I am a newbie in Java, after evaluate some java libraries i choosed VTD-XML by its performance tests and the option to use Xpath, I tried StaX and i think is not for human beings, really hard to understand how the parsing works (almost for me XD).
So, my target is to “inject” the geo_code node from partial_geo_codes.xml into geo_code accommodations.xml matching the values on node ext_id from both
accommodation.xml
<accommodations>
<accommodation>
<ext_id>12345</ext_id>
<type>A</type>
<details>D</details>
<geo_code />
</accommodation>
and this is the file to be appended into accommodation.xml:
partial_geo_codes.xml
<geo_codes>
<geo_code>
<ext_id>12345</ext_id>
<geo_idlocacion>77500</geo_idlocacion>
<latitude>42.578114</latitude>
<longitude>1.648293</longitude>
</geo_code>
<geo_code>
...
<geo_code>
<geo_code>
...
<geo_code>
<geo_codes>
this is the expected output:
accommodation_new.xml
<accommodations>
<accommodation>
<ext_id>12345</ext_id>
<type>A</type>
<details>D</details>
<geo_code>
<ext_id>12345</ext_id>
<geo_idlocacion>77500</geo_idlocacion>
<latitude>42.578114</latitude>
<longitude>1.648293</longitude>
<geo_code>
</accommodation>
<accommodation>
.....
</accommodation>
......
</accommodations>
and this is my “wannabe-really-sucks” java class:
import com.ximpleware.extended.*;
import java.io.*;
public class MergeVtd {
public static void main(String args[]) throws Exception {
String filesPath = new java.io.File("").getAbsolutePath() .concat("/main/src/");
long start = System.currentTimeMillis();
//init original xml
VTDGenHuge vgh = new VTDGenHuge();
//init tobemerged xml
VTDGenHuge vgm = new VTDGenHuge();
if (vgm.parseFile(filesPath.concat("partial_geo_code.xml"),true,VTDGenHuge.MEM_MAPPED)){
VTDNavHuge vnm = vgm.getNav();
AutoPilotHuge apm = new AutoPilotHuge(vnm);
apm.selectElement("ext_id");
int count=0;
while (apm.iterate()){
int t = vnm.getText();
if (t!=-1) {
System.out.println("Value vnm ==> "+vnm.toNormalizedString(t));
//we have id to match....
if (vgh.parseFile(filesPath.concat("accommodation.xml"),true,VTDGenHuge.MEM_MAPPED)){
VTDNavHuge vnh = vgh.getNav();
AutoPilotHuge aph = new AutoPilotHuge(vnh);
aph.selectXPath("/accommodations/accommodation/ext_id[text()='" + vnm.toNormalizedString(t) + "']" );
int result = -1;
while ((result=aph.evalXPath())!=-1){
int g = vnh.getText();
if (g!=-1) {
System.out.println("Value vnh ==> "+vnh.toNormalizedString(g));
} else {
System.out.println("no match in vnh !======= ");
}
}
}
}
System.out.println("============================== " + count);
count++;
}
}
long end = System.currentTimeMillis();
System.out.println("Execution time was "+ (end - start) +" ms.");
System.exit(0);
}
}
i really appreciate any clue helping me how to iterate into 2 xml files at once and merge by ext_id node value much faster, now really takes too much time.

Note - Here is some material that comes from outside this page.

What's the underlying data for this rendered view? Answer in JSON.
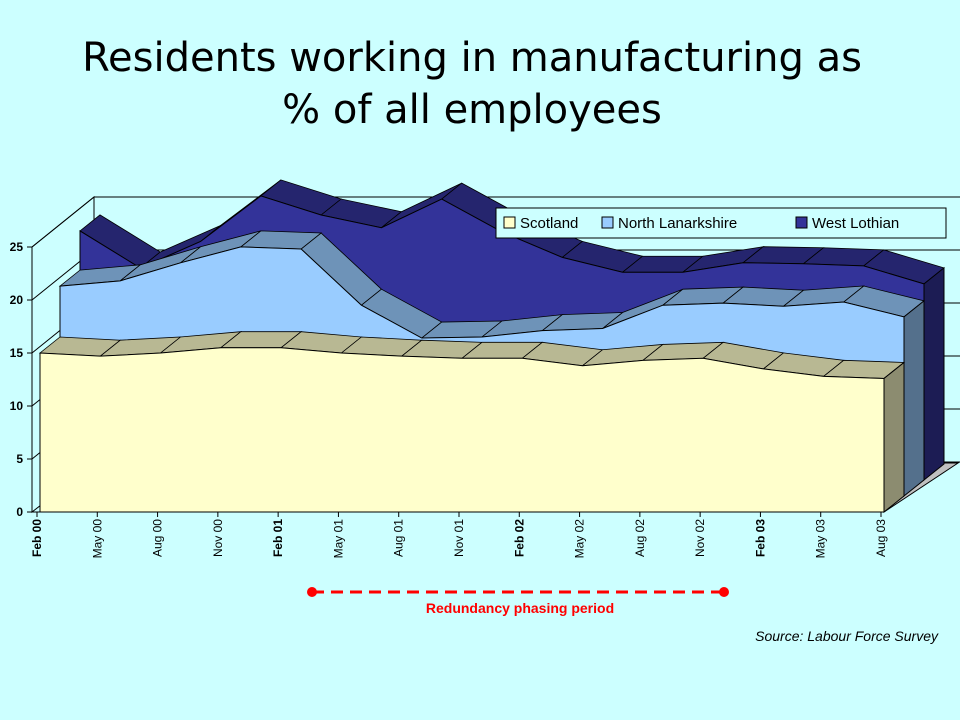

How big is partial_geo_codes.xml? Can it fit in memory? If yes then I would recommend indexing it using hash-map. Just create simple HashMap, and put there references to geo_code nodes with values of ext_id as keys.
Having done that you’ll need to pass accomodations.xml only once. Right now your algorithm complexity is O(n^2), what’s worse is that involves n reads from disk! Version with HashMap will take O(n) time and will require only single pass through both xml files.